Bid Cities Racing to Clean Up Their Acts in Time for IOC Decision | Sports Destination Management

Bid Cities Racing to Clean Up Their Acts in Time for IOC Decision

Feb 08, 2017 | By: Mary Helen Sprecher

Following the complaints over the conditions of open-water venues in Rio, candidate cities for the 2024 Games are working at light speed to clean up their waterways.

According to an article in Inside The Games, Paris Mayor Anne Hidalgo has pledged the Seine River in Central Paris would be clean enough to swim in by the year of the Games. And since the return of swimming to the Seine in central Paris is considered an important environmental legacy project of the French capital’s bid for the 2024 Olympic and Paralympics, this can’t be empty talk. 

A feasibility study, commissioned by Hidalgo and undertaken by town planning group l’Atelier parisien d’urbanisme (APUR), revealed its findings, identifying nine areas along the Seine in Paris that could host public swimming.

Several of these border proposed Paris 2024 venues, including the Grand Palais, Les Invalides, and the Eiffel Tower. In the coming months, the city intends to continue to work toward defining these swimming sites with approved locations to be confirmed by the end of Hidalgo’s current term in 2020. 

The pledge to return public swimming to the Seine forms part of a broader approach by Hidalgo to develop environmentally-friendly projects and initiatives.

"This project to bring public bathing back to the Seine illustrates the lasting legacy we want for all Parisians, which will be reinforced by the Paris 2024 Olympic and Paralympic Games," Hidalgo said. "I believe that sport can be a real tool to transform the city of Paris, and the Olympic and Paralympic bid is already doing this.

With events such as open-water swimming, triathlon, sailing, kayaking and more being central parts of the Olympics, keeping waterways usable and healthy has become more of a concern than ever.

Los Angeles has been fighting its own battle to keep the water clean.
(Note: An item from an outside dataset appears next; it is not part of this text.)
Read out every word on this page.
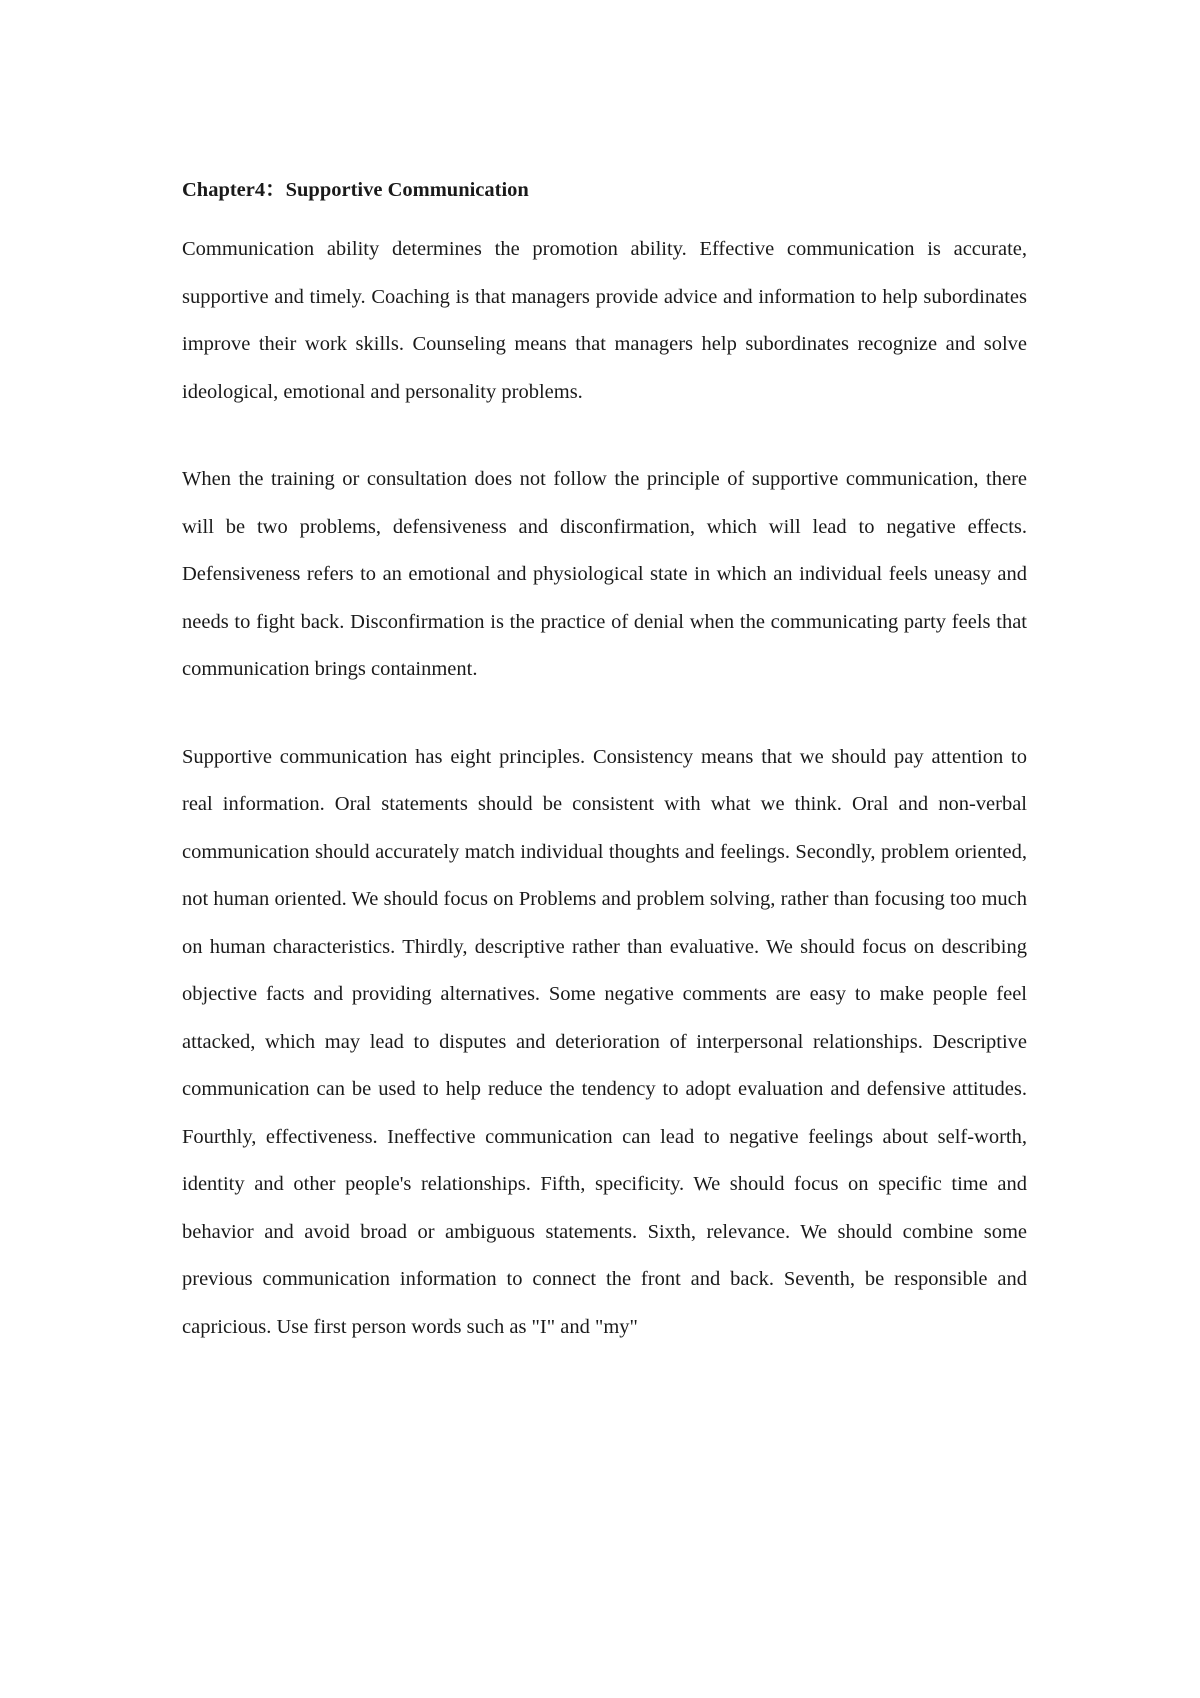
Chapter4：Supportive Communication

Communication ability determines the promotion ability. Effective communication is accurate, supportive and timely. Coaching is that managers provide advice and information to help subordinates improve their work skills. Counseling means that managers help subordinates recognize and solve ideological, emotional and personality problems.

When the training or consultation does not follow the principle of supportive communication, there will be two problems, defensiveness and disconfirmation, which will lead to negative effects. Defensiveness refers to an emotional and physiological state in which an individual feels uneasy and needs to fight back. Disconfirmation is the practice of denial when the communicating party feels that communication brings containment.

Supportive communication has eight principles. Consistency means that we should pay attention to real information. Oral statements should be consistent with what we think. Oral and non-verbal communication should accurately match individual thoughts and feelings. Secondly, problem oriented, not human oriented. We should focus on Problems and problem solving, rather than focusing too much on human characteristics. Thirdly, descriptive rather than evaluative. We should focus on describing objective facts and providing alternatives. Some negative comments are easy to make people feel attacked, which may lead to disputes and deterioration of interpersonal relationships. Descriptive communication can be used to help reduce the tendency to adopt evaluation and defensive attitudes. Fourthly, effectiveness. Ineffective communication can lead to negative feelings about self-worth, identity and other people's relationships. Fifth, specificity. We should focus on specific time and behavior and avoid broad or ambiguous statements. Sixth, relevance. We should combine some previous communication information to connect the front and back. Seventh, be responsible and capricious. Use first person words such as "I" and "my"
According to information released by LA2024, L.A. has pledged to have “the greenest games in history.” Mayor Eric Garcetti made 2016 a historic year for clean energy in Los Angeles, including the overwhelming passage of transportation Measure M; new records in solar panel and electric vehicle charger installations; the “Clean Up/Green Up” ordinance, a novel law to protect communities at high risk from pollution; the launch of the Metro Bike Share Downtown Pilot; and the opening of the La Kretz Innovation Campus, home of L.A. Cleantech Incubator.

In addition, in November’s address last month to the C40 Cities Climate Leadership Group in Mexico City, Garcetti committed L.A. to being among the first cities to pursue every possible strategy for doing its part to limit global temperature rise to 1.5°C — the scientifically accepted threshold for a dangerous level of planetary warming — as laid out in the Paris Climate Agreement.

In Budapest, officials attended a Water Summit and notes indicate they have been looking at heating solutions as well as geothermal cooling using the River Danube that runs through the capital city for the future Olympic Park. Budapest 2024 head of sustainability and legacy, Zsombor  Barta, said: "The Olympic Games in 2024 in Budapest, with the River Danube at its heart, would help us to spread the sustainability message as widely as possible."

Personal sustainability advisor to the president of Hungary and member of the Budapest 2024 sustainability advisory board, Gábor Szucs, said, "There is a close symbiosis between the River Danube and the city of Budapest. Ensuring that we are at the forefront of ecological policy-making and technology is extremely important to us."

Overall, the IOC has encouraged environmentally-focused bids designed to adhere to green goals championed in the Agenda 2020 reforms.